The Secretary of State: With a good, albeit short, Senate record aligned with Israel’s interests, and an emotional tie to the ‘handshake on the White House Lawn’, Hillary Clinton calmed Jewish sensibilities and encouraged Jewish support. But the fact is today that Hillary Clinton wields less power than any other Secretary of State in recent memory. She deals with secondary issues, travels widely to put a happy face on shameful policies, like our abandonment of our friends in Honduras, and takes leading roles only on things like women’s issues that don’t have much political impact abroad. In addition, her path to the President’s office is crowded and not direct.
And what about Dennis Ross and Richard Holbrooke? Though, like the administration, they are consistent boosters of the two- state solution as an end in itself, they are now not involved in considerations for Israel’s safety and security. They still, however, have the trust and respect of the Jewish community not for their fealty to Israel, but because of their previous efforts to work with both sides in the difficult controversy. After lining up with the Obama program before the election, they’ve been put into a chorus rather than given strong voice.
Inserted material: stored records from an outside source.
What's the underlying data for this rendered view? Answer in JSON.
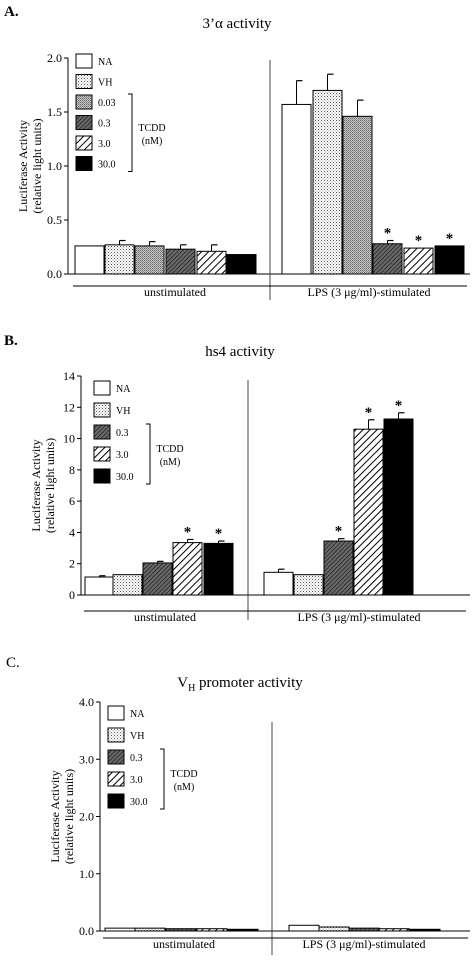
{
  "chart_data": [
    {
      "panel_label": "A.",
      "type": "bar",
      "title": "3’α activity",
      "ylabel_lines": [
        "Luciferase Activity",
        "(relative light units)"
      ],
      "ylim": [
        0,
        2.0
      ],
      "yticks": [
        "0.0",
        "0.5",
        "1.0",
        "1.5",
        "2.0"
      ],
      "groups": [
        "unstimulated",
        "LPS (3 μg/ml)-stimulated"
      ],
      "series": [
        {
          "name": "NA",
          "pattern": "white",
          "values": [
            0.26,
            1.57
          ],
          "errors": [
            0.0,
            0.22
          ],
          "sig": [
            false,
            false
          ]
        },
        {
          "name": "VH",
          "pattern": "dots",
          "values": [
            0.27,
            1.7
          ],
          "errors": [
            0.04,
            0.15
          ],
          "sig": [
            false,
            false
          ]
        },
        {
          "name": "0.03",
          "pattern": "dense",
          "values": [
            0.26,
            1.46
          ],
          "errors": [
            0.04,
            0.15
          ],
          "sig": [
            false,
            false
          ]
        },
        {
          "name": "0.3",
          "pattern": "dark",
          "values": [
            0.23,
            0.28
          ],
          "errors": [
            0.04,
            0.03
          ],
          "sig": [
            false,
            true
          ]
        },
        {
          "name": "3.0",
          "pattern": "hatch",
          "values": [
            0.21,
            0.24
          ],
          "errors": [
            0.06,
            0.0
          ],
          "sig": [
            false,
            true
          ]
        },
        {
          "name": "30.0",
          "pattern": "black",
          "values": [
            0.18,
            0.26
          ],
          "errors": [
            0.0,
            0.0
          ],
          "sig": [
            false,
            true
          ]
        }
      ],
      "legend_bracket_label": [
        "TCDD",
        "(nM)"
      ],
      "bracket_from": "0.03",
      "grid": false
    },
    {
      "panel_label": "B.",
      "type": "bar",
      "title": "hs4 activity",
      "ylabel_lines": [
        "Luciferase Activity",
        "(relative light units)"
      ],
      "ylim": [
        0,
        14
      ],
      "yticks": [
        "0",
        "2",
        "4",
        "6",
        "8",
        "10",
        "12",
        "14"
      ],
      "groups": [
        "unstimulated",
        "LPS (3 μg/ml)-stimulated"
      ],
      "series": [
        {
          "name": "NA",
          "pattern": "white",
          "values": [
            1.15,
            1.45
          ],
          "errors": [
            0.08,
            0.2
          ],
          "sig": [
            false,
            false
          ]
        },
        {
          "name": "VH",
          "pattern": "dots",
          "values": [
            1.3,
            1.3
          ],
          "errors": [
            0.0,
            0.0
          ],
          "sig": [
            false,
            false
          ]
        },
        {
          "name": "0.3",
          "pattern": "dark",
          "values": [
            2.05,
            3.45
          ],
          "errors": [
            0.1,
            0.15
          ],
          "sig": [
            false,
            true
          ]
        },
        {
          "name": "3.0",
          "pattern": "hatch",
          "values": [
            3.35,
            10.6
          ],
          "errors": [
            0.2,
            0.6
          ],
          "sig": [
            true,
            true
          ]
        },
        {
          "name": "30.0",
          "pattern": "black",
          "values": [
            3.3,
            11.25
          ],
          "errors": [
            0.15,
            0.4
          ],
          "sig": [
            true,
            true
          ]
        }
      ],
      "legend_bracket_label": [
        "TCDD",
        "(nM)"
      ],
      "bracket_from": "0.3",
      "grid": false
    },
    {
      "panel_label": "C.",
      "type": "bar",
      "title": "V",
      "title_sub": "H",
      "title_rest": " promoter activity",
      "ylabel_lines": [
        "Luciferase Activity",
        "(relative light units)"
      ],
      "ylim": [
        0,
        4.0
      ],
      "yticks": [
        "0.0",
        "1.0",
        "2.0",
        "3.0",
        "4.0"
      ],
      "groups": [
        "unstimulated",
        "LPS (3 μg/ml)-stimulated"
      ],
      "series": [
        {
          "name": "NA",
          "pattern": "white",
          "values": [
            0.05,
            0.1
          ],
          "errors": [
            0.0,
            0.0
          ],
          "sig": [
            false,
            false
          ]
        },
        {
          "name": "VH",
          "pattern": "dots",
          "values": [
            0.05,
            0.07
          ],
          "errors": [
            0.0,
            0.0
          ],
          "sig": [
            false,
            false
          ]
        },
        {
          "name": "0.3",
          "pattern": "dark",
          "values": [
            0.04,
            0.05
          ],
          "errors": [
            0.0,
            0.0
          ],
          "sig": [
            false,
            false
          ]
        },
        {
          "name": "3.0",
          "pattern": "hatch",
          "values": [
            0.04,
            0.04
          ],
          "errors": [
            0.0,
            0.0
          ],
          "sig": [
            false,
            false
          ]
        },
        {
          "name": "30.0",
          "pattern": "black",
          "values": [
            0.03,
            0.03
          ],
          "errors": [
            0.0,
            0.0
          ],
          "sig": [
            false,
            false
          ]
        }
      ],
      "legend_bracket_label": [
        "TCDD",
        "(nM)"
      ],
      "bracket_from": "0.3",
      "grid": false
    }
  ]
}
Holbrooke, who’s brief is Pakistan, is relegated to background; and Ross, a good soldier in the Obama campaign, was rewarded with a State Department position focusing on Iran, but is now also a non-entity in the shaping of policy. Far more prominent vis a vis Israel is George Mitchell, who is historically a lot less friendly towards Israel.
Much of this is becoming apparent to those Jewish voters who pushed their apprehensions aside when they saw Obama’s Middle East team taking shape. If Israel is still of significant import to these Jewish voters, they have rethink their support for this Administration, not just because of its staffing decisions, but because its policies are so threatening to Israel’s existence.
Israelis, who have what the President is fond of calling ‘skin in the game.’ have absorbed this point and have a vastly different view of the Obama Administration than do most of America’s Jews. Only one community is right – and we’d bet it’s the Israelis.